The biggest danger is an inherent feature of using clock drift inside a busy computer. It's very difficult to accurately estimate the rate of entropy generation. You can't rely on what you're going to get, therefore satisfying the golden rule of (entropy in) > (entropy out) becomes problematic.

You can actually just use one core to generate a good quantity of entropy as all cores interact. Simply fetch the system time, as in System.nanos in Java. Do this:-

print System.nanoTime() & 0xff


which will generate data like:-

206
84
183
130
70
18
14
60
181
185


This sequence of numbers is a bit unpredictable but varies according to what your machine is doing and the type of machine. And probably the weather.

A mass of this data looks like:-

You can clearly see structure. You can also see that the structure continuously changes across the image. You could see it even clearer if you could zoom in on the file. That change is the entropy component. For this exact image, entropy is about 14% equivalent to 280,000 bits, or 1.1 bits /byte. (Entropy measured via compression.) So 14% of the image continuously changes, whilst the remaining 86% is fixed, which kinda makes sense looking at it. That entropy collection rate is specific to my machine at the time I collected it whilst streaming trance music.

All this data is theoretically predictable, but in reality isn't as the inside of a Java machine is incredibly chaotic. An equivalence is chucking a die. Whist we understand all the inherent processes as the die tumbles, we can't predict the score. The computer's chaotic environment can be sampled to generate pure entropy simple by reading the time. It's just that the entropy rate is too difficult to predict due to the same chaotic circumstances. That's the danger. I got 14% this time. You'll very probably get something entirely different, especially if you listen to different music or a CD.

PS. Actually, a thermal noise TRNG is easy to manipulate. All you have to do is put your hand on it and warm it up. The bias and entropy rate will change then.

PPS. Java's SecureRandom effectively uses the technique I've explained above to seed itself. It times the rate of different threads which are perturbed by exactly the things that affect System.nanos.

• Hah! Now I if I can figure out your favourite tracks I can steal your private keys! Take that! :P Jun 15 '17 at 11:38
• Note that System.nanoTime() "provides nanosecond precision, but not necessarily nanosecond resolution (that is, how frequently the value changes)—no guarantees are made except that the resolution is at least as good as that of currentTimeMillis()." Taking the least significant byte is not guaranteed to give you any entropy. Worth reading: "Nanotrusting the Nanotime", which has some pointers on how to benchmark your System.nanoTime() resolution. Jun 15 '17 at 17:28
• thermal noise (johnson) is quantum-based and not deterministic; hand warming should do nothing. Jun 15 '17 at 18:47
• @dandavis In the classical interpretation, don't the atoms wobble more when they get warmer? Ergo the noise increases... Jun 15 '17 at 20:43
• @PaulUszak: the quantum noise is very undersampled already, so a rate adjustment won't affect it within the specified operational thermal range. i can fill a canteen in a modest brook at the same rate as i could in the amazon... pachinko is apt: you can't catch them all. Jun 15 '17 at 22:31

"However, a processor is easier to manipulate than nuclear decay or thermal noise when it comes to true random number generation."

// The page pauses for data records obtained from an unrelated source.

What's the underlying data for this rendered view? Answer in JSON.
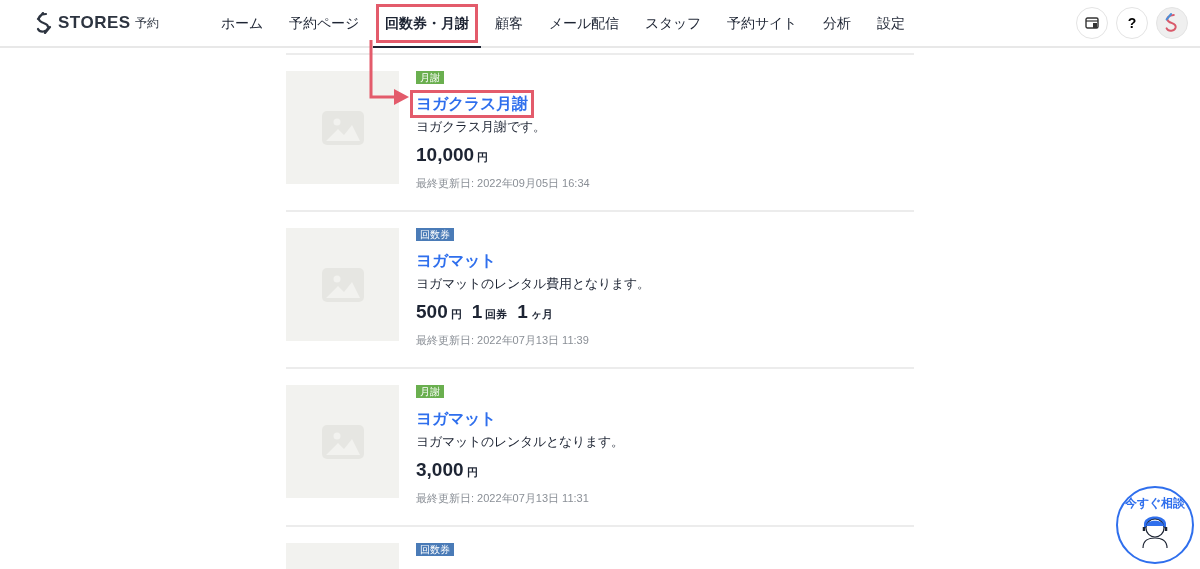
{
  "header": {
    "logo_text": "STORES",
    "logo_sub": "予約",
    "nav": [
      {
        "label": "ホーム",
        "selected": false,
        "highlighted": false
      },
      {
        "label": "予約ページ",
        "selected": false,
        "highlighted": false
      },
      {
        "label": "回数券・月謝",
        "selected": true,
        "highlighted": true
      },
      {
        "label": "顧客",
        "selected": false,
        "highlighted": false
      },
      {
        "label": "メール配信",
        "selected": false,
        "highlighted": false
      },
      {
        "label": "スタッフ",
        "selected": false,
        "highlighted": false
      },
      {
        "label": "予約サイト",
        "selected": false,
        "highlighted": false
      },
      {
        "label": "分析",
        "selected": false,
        "highlighted": false
      },
      {
        "label": "設定",
        "selected": false,
        "highlighted": false
      }
    ],
    "help_label": "?"
  },
  "products": [
    {
      "tag": "月謝",
      "color": "#6aaf4f",
      "title": "ヨガクラス月謝",
      "highlighted": true,
      "description": "ヨガクラス月謝です。",
      "price": [
        {
          "amount": "10,000",
          "unit": "円"
        }
      ],
      "updated": "最終更新日: 2022年09月05日 16:34"
    },
    {
      "tag": "回数券",
      "color": "#4a7bb7",
      "title": "ヨガマット",
      "highlighted": false,
      "description": "ヨガマットのレンタル費用となります。",
      "price": [
        {
          "amount": "500",
          "unit": "円"
        },
        {
          "amount": "1",
          "unit": "回券"
        },
        {
          "amount": "1",
          "unit": "ヶ月"
        }
      ],
      "updated": "最終更新日: 2022年07月13日 11:39"
    },
    {
      "tag": "月謝",
      "color": "#6aaf4f",
      "title": "ヨガマット",
      "highlighted": false,
      "description": "ヨガマットのレンタルとなります。",
      "price": [
        {
          "amount": "3,000",
          "unit": "円"
        }
      ],
      "updated": "最終更新日: 2022年07月13日 11:31"
    },
    {
      "tag": "回数券",
      "color": "#4a7bb7"
    }
  ],
  "chat_button": {
    "label": "今すぐ相談"
  }
}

This assumption is wrong (if you mean it would be easier to use a CPU than another source), since TRNGs use other sources much more often than clock drift. If you are trying to make an auditable random number you need the whole thing in a black box that doesn't do anything besides accept in entropy and output random numbers. You can't use some CPUs you already have because they may influence the random number.

Are there any attacks?
Maybe
Are any of them practical?
Maybe
Prevention?
Put the two CPUs in an isolated box running some known dummy program with known inputs, then realize it would be cheaper to replace them with some other source of entropy.